In late April and early May 2011, Johnson spent two weeks in Japan following the Tōhoku earthquake and tsunami to set up a Student Volunteer Army at Waseda University.

Johnson worked to assist mobilising young Nepalese volunteers following the Nepal earthquakes in 2015.

Johnson and the Student Volunteer Army worked with other young people alongside the UNISDR in preparation for 3rd World Conference on Disaster Risk Reduction.

=== Local leadership and politics ===
Johnson successfully stood for the Riccarton-Wigram Community Board of the Christchurch City Council in the October 2010 local body elections. At the time, he was endorsed by Prime Minister John Key for his election campaign.

Johnson declared in July 2011 that he had no intention to run for higher public office in the near future. In January 2013, it was reported that he may consider running for Christchurch City Council in the October 2013 local body elections. The Press reported on 20 April 2013 that Lianne Dalziel would challenge Bob Parker for the Christchurch mayoralty, and that she had asked Johnson to be her running mate, with a view of Johnson becoming deputy mayor. Johnson eventually decided against running, saying it wasn't the "right thing for me right now".

Johnson is a founding Trustee of the Ministry of Awesome, a Christchurch-based idea incubator.

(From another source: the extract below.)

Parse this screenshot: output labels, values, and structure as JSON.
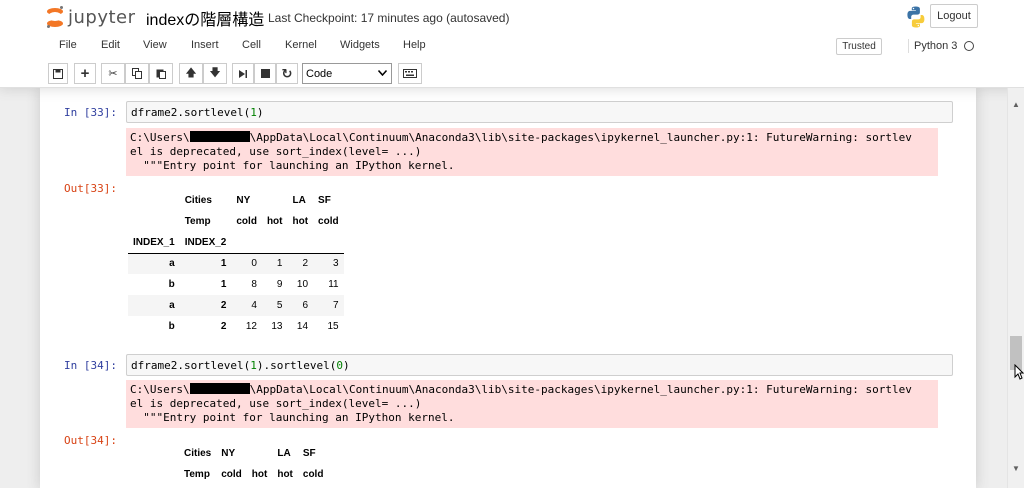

=== Social enterprise and business ===
In 2016, Johnson launched a social enterprise focused on social isolation in New Zealand, which then joined forces with technology platform Mycare to improve the New Zealand care and support sector.

==Awards and celebrities ==
Johnson has received a Special Leadership Award from the Sir Peter Blake Trust and was named Young New Zealander of the Year and Public Relations Institute of New Zealand (PRINZ) Communicator of the Year in 2012.

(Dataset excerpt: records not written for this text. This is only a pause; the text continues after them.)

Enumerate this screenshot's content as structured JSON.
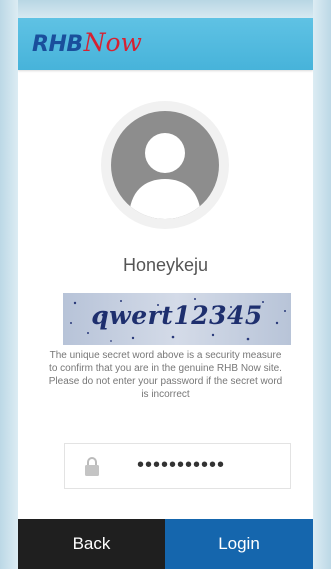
{
  "app": {
    "logo_bold": "RHB",
    "logo_script": "Now"
  },
  "colors": {
    "header": "#4fb9df",
    "logo_bold": "#1a4f9c",
    "logo_script": "#d62232",
    "back_button": "#1f1f1f",
    "login_button": "#1566ad"
  },
  "user": {
    "name": "Honeykeju",
    "avatar_icon": "person-silhouette-icon"
  },
  "secret": {
    "word": "qwert12345",
    "message": "The unique secret word above is a security measure to confirm that you are in the genuine RHB Now site. Please do not enter your password if the secret word is incorrect"
  },
  "password": {
    "icon": "lock-icon",
    "value": "•••••••••••"
  },
  "buttons": {
    "back": "Back",
    "login": "Login"
  }
}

Johnson and the Student Volunteer Army have hosted many international icons and celebrities who visit Christchurch including several members of the British Royal Family, the 14th Dalai Lama of Tibet and organisers of the Never Again MSD gun control campaign.

In the 2026 King’s Birthday Honours, Johnson was appointed an Officer of the New Zealand Order of Merit, for services to the community and youth.

==Personal life==
Johnson is gay and married to husband Tyler Brummer. The couple live in Auckland. In 2022, they announced that they were looking for a surrogate in order to have a child. Their child was born in 2024.